In 2008, after the death of his brother, Patrick Bringley took a job as a security guard at the Met. He talks to Tom Murray about the one-man show inspired by his bestselling memoir

- Tom Murray

'Spending time in solitude feels somehow elemental'

At the age of 25, Patrick Bringley realised he no longer had the appetite for his glitzy job on the events team at The New Yorker. It was 2008, and he’d just lived through the death of his 26-yearold brother, Tom, from cancer. “I had lost someone, I did not wish to move on from that,” Bringley writes in his memoir, All the Beauty in the World. “In a sense, I didn’t wish to move at all.”

He found a job that fitted his state of mind, as a guard at the Metropolitan Museum of Art in Manhattan. Ten long years passed, with Bringley standing watch as visitors moved through the vast museum, marvelling at its treasures.

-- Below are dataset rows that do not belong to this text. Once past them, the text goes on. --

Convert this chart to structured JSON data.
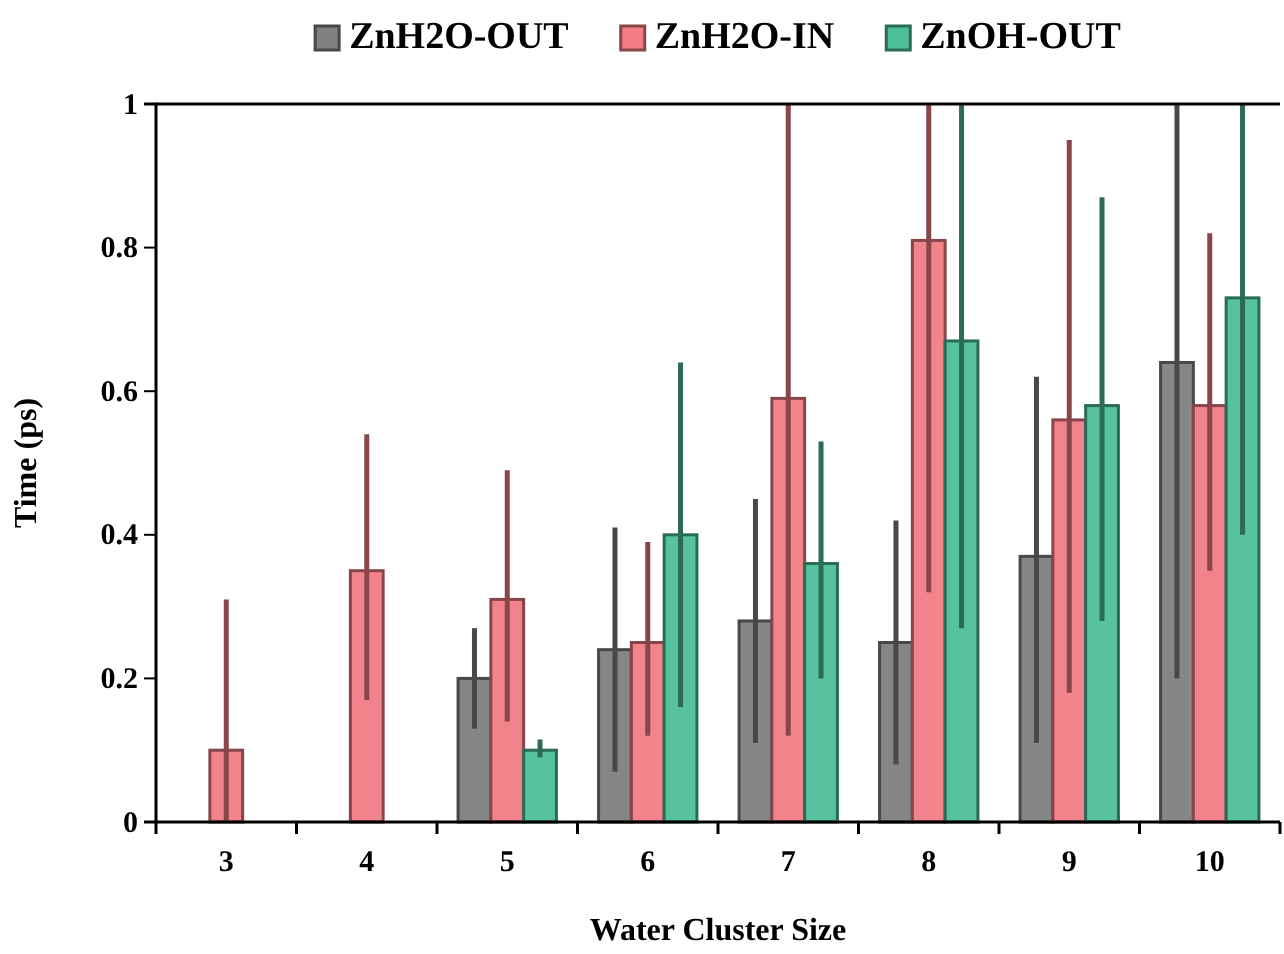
{
  "chart_data": {
    "type": "bar",
    "xlabel": "Water Cluster Size",
    "ylabel": "Time (ps)",
    "categories": [
      "3",
      "4",
      "5",
      "6",
      "7",
      "8",
      "9",
      "10"
    ],
    "series": [
      {
        "name": "ZnH2O-OUT",
        "color": "#808080",
        "values": [
          null,
          null,
          0.2,
          0.24,
          0.28,
          0.25,
          0.37,
          0.64
        ],
        "errors": [
          null,
          null,
          [
            0.13,
            0.27
          ],
          [
            0.07,
            0.41
          ],
          [
            0.11,
            0.45
          ],
          [
            0.08,
            0.42
          ],
          [
            0.11,
            0.62
          ],
          [
            0.2,
            1.0
          ]
        ]
      },
      {
        "name": "ZnH2O-IN",
        "color": "#f07c84",
        "values": [
          0.1,
          0.35,
          0.31,
          0.25,
          0.59,
          0.81,
          0.56,
          0.58
        ],
        "errors": [
          [
            0,
            0.31
          ],
          [
            0.17,
            0.54
          ],
          [
            0.14,
            0.49
          ],
          [
            0.12,
            0.39
          ],
          [
            0.12,
            1.0
          ],
          [
            0.32,
            1.0
          ],
          [
            0.18,
            0.95
          ],
          [
            0.35,
            0.82
          ]
        ]
      },
      {
        "name": "ZnOH-OUT",
        "color": "#4dbf99",
        "values": [
          null,
          null,
          0.1,
          0.4,
          0.36,
          0.67,
          0.58,
          0.73
        ],
        "errors": [
          null,
          null,
          [
            0.09,
            0.115
          ],
          [
            0.16,
            0.64
          ],
          [
            0.2,
            0.53
          ],
          [
            0.27,
            1.0
          ],
          [
            0.28,
            0.87
          ],
          [
            0.4,
            1.0
          ]
        ]
      }
    ],
    "ylim": [
      0,
      1
    ],
    "yticks": [
      0,
      0.2,
      0.4,
      0.6,
      0.8,
      1
    ],
    "grid": false,
    "legend": "top"
  }
}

Now, Bringley is preparing to tread the boards at the off-Broadway DR2 Theatre for the opening night of his one-man show based on his bestselling memoir. “I can rekindle these feelings when I’m on stage,” he tells me.

We’re standing in the atrium outside the museum’s American wing, bathed in light from the glass ceiling. Facing us is the grand, 19th-century facade of a Wall Street bank. “They tore it down in the 1910s,” Bringley, now 41, tells me matter-of-factly. “The Met said, ‘We’ll take it!’”

Since the publication of his book in 2023, the writer, who has an undergraduate degree from New York University and a master’s in history from nearby Hunter College, has led private tours at the Met, which he says are “lucrative”. Now, Bringley is bringing his memoir to life on stage with the help of Dominic Dromgoole, former artistic director of Shakespeare’s Globe in London. “There seemed something so natural to me about doing a one-man show about a lonesome figure like a guard,” says Bringley. “It just makes a certain cosmic sense.”